Differences in pouch and intestinal thickness were not statistically significant between the models. BPs were higher in the mechanical anastomosis groups, i.e., pLSA 21 ± 9.85 mmHg, CSA 20.33 ± 5.78 mmHg, mLSA1 18 ± 4.69 mmHg and mLSA2 11 ± 2.94 mmHg, when compared to HSA 9.67 ± 3.79 mm Hg, which was found to be statistically significant (Kruskal-Wallis test, P = 0.03). Overall, the highest BP was recorded for powered stapling followed by circular, and then, linear stapling; however, this difference was not statistically significant (P = 0.86). There was no statistically significant difference among groups with regard to compliance (Kruskal-Wallis test, P = 0.082).
Despite the limited number of samples, mechanical anastomosis showed a statistically higher BP when compared to HSA, suggesting better anastomotic integrity.
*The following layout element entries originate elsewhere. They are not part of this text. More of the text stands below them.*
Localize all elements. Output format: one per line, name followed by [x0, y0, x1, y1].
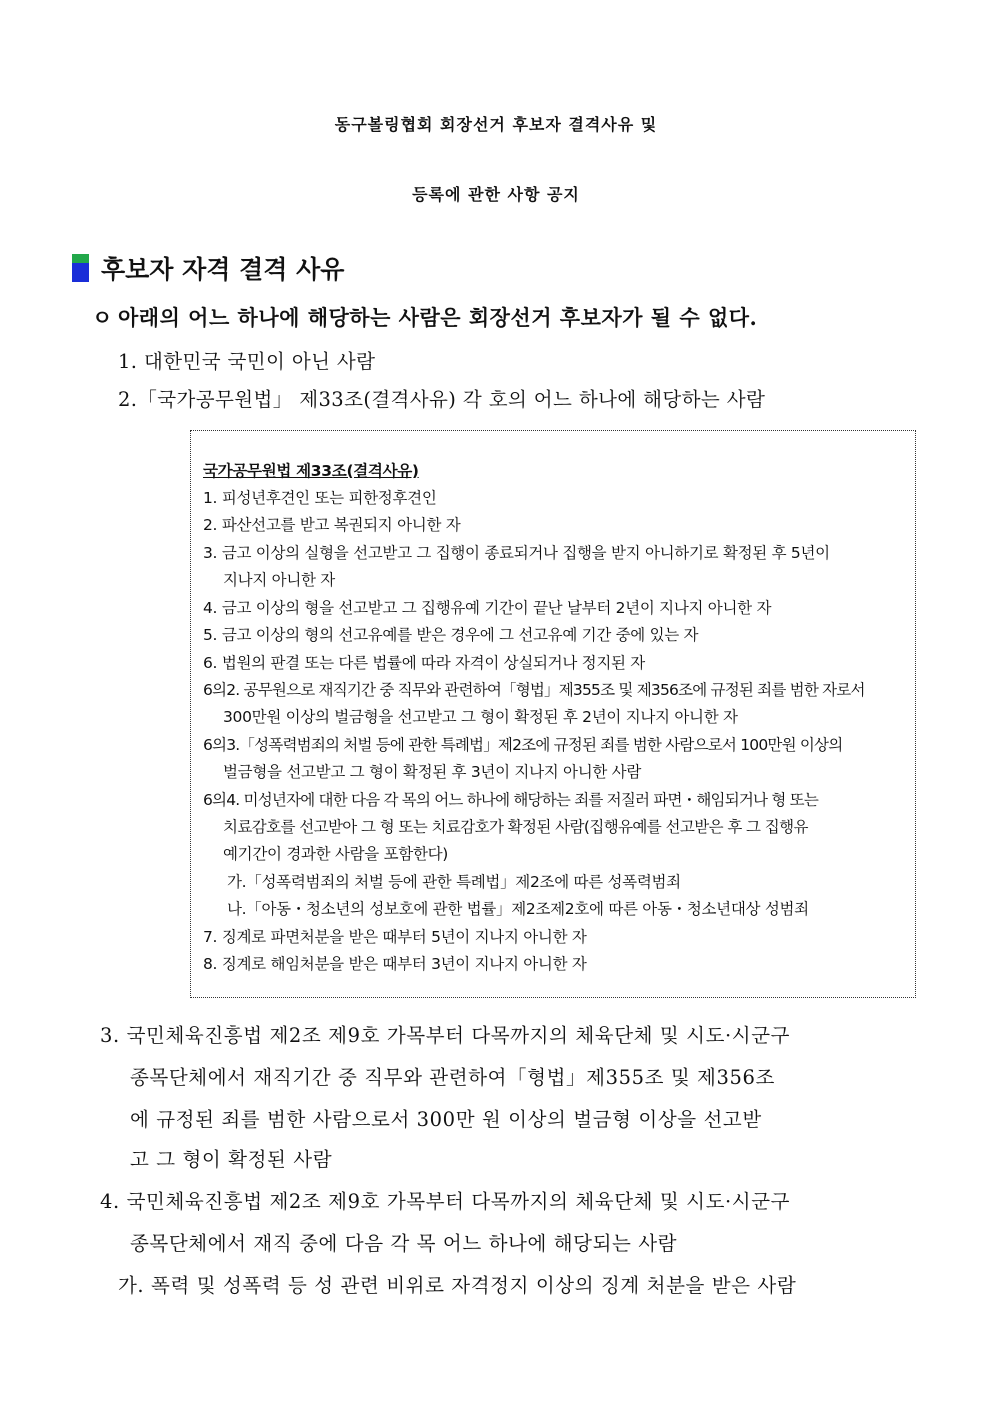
law-clause-2: 2. 파산선고를 받고 복권되지 아니한 자 [203, 516, 461, 534]
law-clause-6: 6. 법원의 판결 또는 다른 법률에 따라 자격이 상실되거나 정지된 자 [203, 654, 645, 672]
list-item-3-cont-3: 고 그 형이 확정된 사람 [130, 1148, 333, 1171]
law-clause-5: 5. 금고 이상의 형의 선고유예를 받은 경우에 그 선고유예 기간 중에 있는 자 [203, 626, 699, 644]
list-item-4-ga: 가. 폭력 및 성폭력 등 성 관련 비위로 자격정지 이상의 징계 처분을 받은 사람 [118, 1274, 797, 1297]
law-clause-8: 8. 징계로 해임처분을 받은 때부터 3년이 지나지 아니한 자 [203, 955, 587, 973]
law-clause-6-4-cont-1: 치료감호를 선고받아 그 형 또는 치료감호가 확정된 사람(집행유예를 선고받은 후 그 집행유 [223, 818, 808, 836]
intro-statement [92, 302, 757, 332]
section-marker-icon [72, 254, 89, 282]
intro-text: 아래의 어느 하나에 해당하는 사람은 회장선거 후보자가 될 수 없다. [118, 305, 758, 330]
law-clause-6-2: 6의2. 공무원으로 재직기간 중 직무와 관련하여「형법」제355조 및 제356조에 규정된 죄를 범한 자로서 [203, 681, 865, 699]
list-item-3-cont-1: 종목단체에서 재직기간 중 직무와 관련하여「형법」제355조 및 제356조 [130, 1066, 775, 1089]
law-clause-4: 4. 금고 이상의 형을 선고받고 그 집행유예 기간이 끝난 날부터 2년이 지나지 아니한 자 [203, 599, 772, 617]
circle-bullet-icon: ㅇ [92, 305, 113, 330]
law-clause-6-4: 6의4. 미성년자에 대한 다음 각 목의 어느 하나에 해당하는 죄를 저질러 파면・해임되거나 형 또는 [203, 791, 819, 809]
law-clause-6-3-cont: 벌금형을 선고받고 그 형이 확정된 후 3년이 지나지 아니한 사람 [223, 763, 642, 781]
list-item-4: 4. 국민체육진흥법 제2조 제9호 가목부터 다목까지의 체육단체 및 시도·시군구 [100, 1190, 791, 1213]
list-item-3: 3. 국민체육진흥법 제2조 제9호 가목부터 다목까지의 체육단체 및 시도·시군구 [100, 1024, 791, 1047]
law-clause-3-cont: 지나지 아니한 자 [223, 571, 335, 589]
law-clause-6-4-cont-2: 예기간이 경과한 사람을 포함한다) [223, 845, 449, 863]
law-clause-6-4-na: 나.「아동・청소년의 성보호에 관한 법률」제2조제2호에 따른 아동・청소년대상 성범죄 [227, 900, 809, 918]
section-heading-text: 후보자 자격 결격 사유 [101, 255, 345, 284]
law-clause-6-2-cont: 300만원 이상의 벌금형을 선고받고 그 형이 확정된 후 2년이 지나지 아니한 자 [223, 708, 738, 726]
law-excerpt-title: 국가공무원법 제33조(결격사유) [203, 462, 419, 480]
page-title-line-1: 동구볼링협회 회장선거 후보자 결격사유 및 [334, 115, 658, 134]
law-clause-6-3: 6의3.「성폭력범죄의 처벌 등에 관한 특례법」제2조에 규정된 죄를 범한 사람으로서 100만원 이상의 [203, 736, 843, 754]
list-item-2: 2.「국가공무원법」 제33조(결격사유) 각 호의 어느 하나에 해당하는 사람 [118, 388, 766, 411]
law-clause-6-4-ga: 가.「성폭력범죄의 처벌 등에 관한 특례법」제2조에 따른 성폭력범죄 [227, 873, 681, 891]
list-item-4-cont: 종목단체에서 재직 중에 다음 각 목 어느 하나에 해당되는 사람 [130, 1232, 678, 1255]
list-item-1: 1. 대한민국 국민이 아닌 사람 [118, 350, 376, 373]
section-heading [72, 252, 344, 284]
law-clause-1: 1. 피성년후견인 또는 피한정후견인 [203, 489, 437, 507]
law-excerpt-box [190, 430, 916, 998]
page-title-line-2: 등록에 관한 사항 공지 [412, 185, 580, 204]
list-item-3-cont-2: 에 규정된 죄를 범한 사람으로서 300만 원 이상의 벌금형 이상을 선고받 [130, 1108, 762, 1131]
law-clause-3: 3. 금고 이상의 실형을 선고받고 그 집행이 종료되거나 집행을 받지 아니하기로 확정된 후 5년이 [203, 544, 830, 562]
law-clause-7: 7. 징계로 파면처분을 받은 때부터 5년이 지나지 아니한 자 [203, 928, 587, 946]
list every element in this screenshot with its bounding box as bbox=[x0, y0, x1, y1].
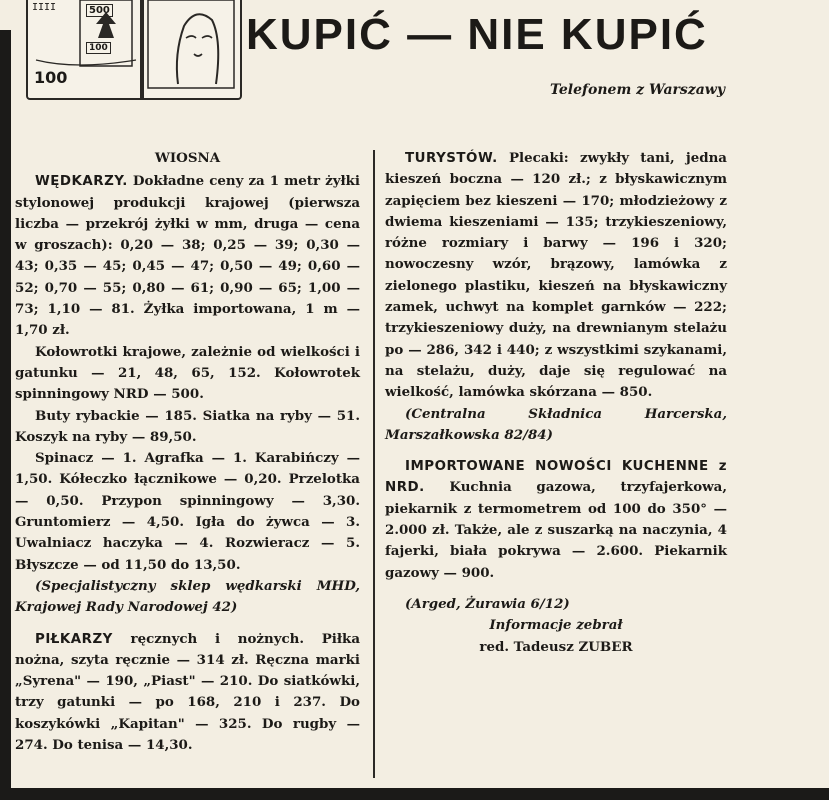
credit-line-2: red. Tadeusz ZUBER bbox=[479, 638, 633, 655]
text-wedkarzy: Dokładne ceny za 1 metr żyłki stylonowej produkcji krajowej (pierwsza liczba — przekrój żyłki w mm, druga — cena w groszach): 0,20 — 38; 0,25 — 39; 0,30 — 43; 0,35 — 45; 0,45 — 47; 0,50 — 49; 0,60 — 52; 0,70 — 55; 0,80 — 61; 0,90 — 65; 1,00 — 73; 1,10 — 81. Żyłka importowana, 1 m — 1,70 zł. bbox=[15, 173, 360, 339]
page-headline: KUPIĆ — NIE KUPIĆ bbox=[246, 10, 708, 59]
logo-ticks: IIII bbox=[32, 2, 57, 13]
lead-import: IMPORTOWANE NOWOŚCI KUCHENNE z NRD. bbox=[385, 459, 727, 496]
source-turystow: (Centralna Składnica Harcerska, Marszałkowska 82/84) bbox=[385, 405, 727, 443]
logo-number: 100 bbox=[34, 68, 68, 87]
column-logo-illustration bbox=[26, 0, 242, 100]
lead-turystow: TURYSTÓW. bbox=[405, 151, 498, 166]
logo-stamp-top: 500 bbox=[86, 4, 113, 17]
paragraph-spinacz: Spinacz — 1. Agrafka — 1. Karabińczy — 1,50. Kółeczko łącznikowe — 0,20. Przelotka — 0,50. Przypon spinningowy — 3,30. Gruntomierz — 4,50. Igła do żywca — 3. Uwalniacz haczyka — 4. Rozwieracz — 5. Błyszcze — od 11,50 do 13,50. bbox=[15, 450, 360, 573]
text-import: Kuchnia gazowa, trzyfajerkowa, piekarnik z termometrem od 100 do 350° — 2.000 zł. Także, ale z suszarką na naczynia, 4 fajerki, biała pokrywa — 2.600. Piekarnik gazowy — 900. bbox=[385, 479, 727, 581]
byline: Telefonem z Warszawy bbox=[550, 82, 725, 98]
article-column-right bbox=[385, 148, 727, 658]
text-pilkarzy: ręcznych i nożnych. Piłka nożna, szyta ręcznie — 314 zł. Ręczna marki „Syrena" — 190, „Piast" — 210. Do siatkówki, trzy gatunki — po 168, 210 i 237. Do koszykówki „Kapitan" — 325. Do rugby — 274. Do tenisa — 14,30. bbox=[15, 630, 360, 754]
source-import: (Arged, Żurawia 6/12) bbox=[405, 595, 570, 612]
lead-wedkarzy: WĘDKARZY. bbox=[35, 174, 128, 190]
logo-stamp-mid: 100 bbox=[86, 42, 111, 54]
paragraph-buty: Buty rybackie — 185. Siatka na ryby — 51. Koszyk na ryby — 89,50. bbox=[15, 407, 360, 445]
credit-line-1 bbox=[385, 615, 727, 636]
credit-collected: Informacje zebrał bbox=[489, 617, 623, 634]
lead-pilkarzy: PIŁKARZY bbox=[35, 631, 113, 647]
source-wedkarzy: (Specjalistyczny sklep wędkarski MHD, Krajowej Rady Narodowej 42) bbox=[15, 577, 360, 616]
bottom-border-bar bbox=[0, 788, 829, 800]
article-column-left bbox=[15, 148, 360, 756]
paragraph-pilkarzy bbox=[15, 629, 360, 757]
column-divider bbox=[373, 150, 375, 778]
text-turystow: Plecaki: zwykły tani, jedna kieszeń boczna — 120 zł.; z błyskawicznym zapięciem bez kieszeni — 170; młodzieżowy z dwiema kieszeniami — 135; trzykieszeniowy, różne rozmiary i barwy — 196 i 320; nowoczesny wzór, brązowy, lamówka z zielonego plastiku, kieszeń na błyskawiczny zamek, uchwyt na komplet garnków — 222; trzykieszeniowy duży, na drewnianym stelażu po — 286, 342 i 440; z wszystkimi szykanami, na stelażu, duży, daje się regulować na wielkość, lamówka skórzana — 850. bbox=[385, 150, 727, 401]
paragraph-kolowrotki: Kołowrotki krajowe, zależnie od wielkości i gatunku — 21, 48, 65, 152. Kołowrotek spinningowy NRD — 500. bbox=[15, 343, 360, 403]
left-border-bar bbox=[0, 30, 11, 800]
paragraph-import bbox=[385, 456, 727, 584]
paragraph-turystow bbox=[385, 148, 727, 404]
paragraph-wedkarzy bbox=[15, 171, 360, 341]
section-title: WIOSNA bbox=[154, 150, 221, 166]
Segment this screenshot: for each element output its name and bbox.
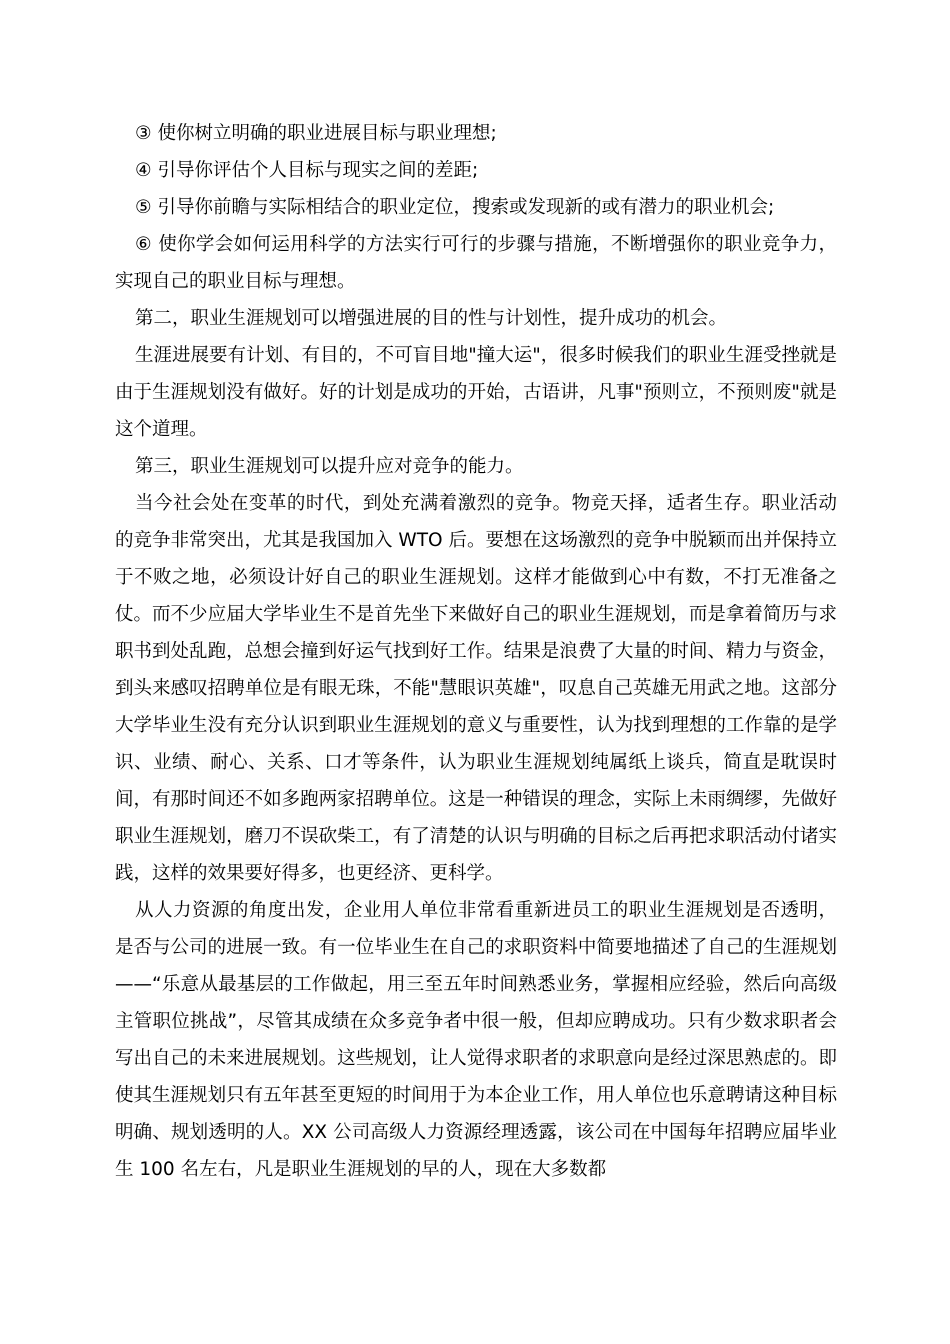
paragraph-item-3: ③ 使你树立明确的职业进展目标与职业理想; bbox=[135, 123, 497, 144]
document-page bbox=[115, 115, 837, 1188]
paragraph-item-4: ④ 引导你评估个人目标与现实之间的差距; bbox=[135, 160, 479, 181]
paragraph-item-5: ⑤ 引导你前瞻与实际相结合的职业定位，搜索或发现新的或有潜力的职业机会; bbox=[135, 197, 775, 218]
paragraph-planning: 生涯进展要有计划、有目的，不可盲目地"撞大运"，很多时候我们的职业生涯受挫就是由于生涯规划没有做好。好的计划是成功的开始，古语讲，凡事"预则立，不预则废"就是这个道理。 bbox=[115, 345, 837, 440]
paragraph-item-6: ⑥ 使你学会如何运用科学的方法实行可行的步骤与措施，不断增强你的职业竞争力，实现自己的职业目标与理想。 bbox=[115, 234, 837, 292]
paragraph-hr-perspective: 从人力资源的角度出发，企业用人单位非常看重新进员工的职业生涯规划是否透明，是否与公司的进展一致。有一位毕业生在自己的求职资料中简要地描述了自己的生涯规划——“乐意从最基层的工作做起，用三至五年时间熟悉业务，掌握相应经验，然后向高级主管职位挑战”，尽管其成绩在众多竞争者中很一般，但却应聘成功。只有少数求职者会写出自己的未来进展规划。这些规划，让人觉得求职者的求职意向是经过深思熟虑的。即使其生涯规划只有五年甚至更短的时间用于为本企业工作，用人单位也乐意聘请这种目标明确、规划透明的人。XX 公司高级人力资源经理透露，该公司在中国每年招聘应届毕业生 100 名左右，凡是职业生涯规划的早的人，现在大多数都 bbox=[115, 900, 837, 1180]
paragraph-third-point: 第三，职业生涯规划可以提升应对竞争的能力。 bbox=[135, 456, 524, 477]
paragraph-second-point: 第二，职业生涯规划可以增强进展的目的性与计划性，提升成功的机会。 bbox=[135, 308, 728, 329]
paragraph-competition: 当今社会处在变革的时代，到处充满着激烈的竞争。物竞天择，适者生存。职业活动的竞争非常突出，尤其是我国加入 WTO 后。要想在这场激烈的竞争中脱颖而出并保持立于不败之地，必须设计好自己的职业生涯规划。这样才能做到心中有数，不打无准备之仗。而不少应届大学毕业生不是首先坐下来做好自己的职业生涯规划，而是拿着简历与求职书到处乱跑，总想会撞到好运气找到好工作。结果是浪费了大量的时间、精力与资金，到头来感叹招聘单位是有眼无珠，不能"慧眼识英雄"，叹息自己英雄无用武之地。这部分大学毕业生没有充分认识到职业生涯规划的意义与重要性，认为找到理想的工作靠的是学识、业绩、耐心、关系、口才等条件，认为职业生涯规划纯属纸上谈兵，简直是耽误时间，有那时间还不如多跑两家招聘单位。这是一种错误的理念，实际上未雨绸缪，先做好职业生涯规划，磨刀不误砍柴工，有了清楚的认识与明确的目标之后再把求职活动付诸实践，这样的效果要好得多，也更经济、更科学。 bbox=[115, 493, 837, 884]
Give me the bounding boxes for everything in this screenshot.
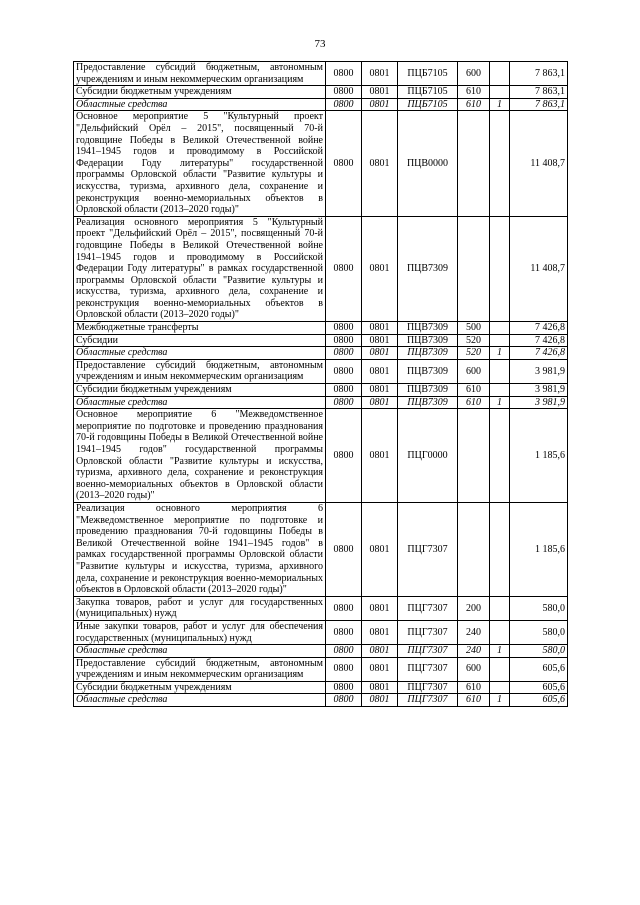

The pLSA group showed promising results with the highest BP recorded among all groups; however, this did not reach statistical significance.
在Roux-en-Y胃旁路术中,已经描述了多种构建胃空肠吻合术(GJ)的技术。这些技术包括手工缝合吻合术(HSA)和机械吻合术;后者包括圆形吻合器吻合术(CSA)或手动线性吻合器吻合术(mLSA)。最近,这个列表中还增加了动力线性吻合器吻合术(pLSA)。本研究的目的是分析在体外猪模型中,使用动力吻合器是否能提高GJ吻合的完整性。
本研究包括五组——mLSA1、mLSA2、HSA、CSA和pLSA。向GJ模型中依次注入亚甲蓝染色的盐水。记录压力读数,直至出现泄漏点,即破裂压力(BP)。记录总体积(TV)和泄漏部位。根据公式ΔTV/ΔBP计算顺应性。
各模型之间的胃囊和肠壁厚度差异无统计学意义。与HSA组(9.67±3.79mmHg)相比,机械吻合术组的BP更高,即pLSA组为21±9.85mmHg,CSA组为20.33±5.78mmHg,mLSA1组为18±4.69mmHg,mLSA2组为11±2.94mmHg,差异具有统计学意义(Kruskal-Wallis检验,P = 0.03)。总体而言,动力吻合术的BP最高,其次是圆形吻合术,然后是线性吻合术;然而,这种差异无统计学意义(P = 0.86)。各组之间的顺应性差异无统计学意义(Kruskal-Wallis检验,P = 0.082)。
尽管样本数量有限,但与HSA相比,机械吻合术的BP在统计学上更高,表明吻合完整性更好。pLSA组的结果令人鼓舞,在所有组中BP最高;然而,这并未达到统计学意义。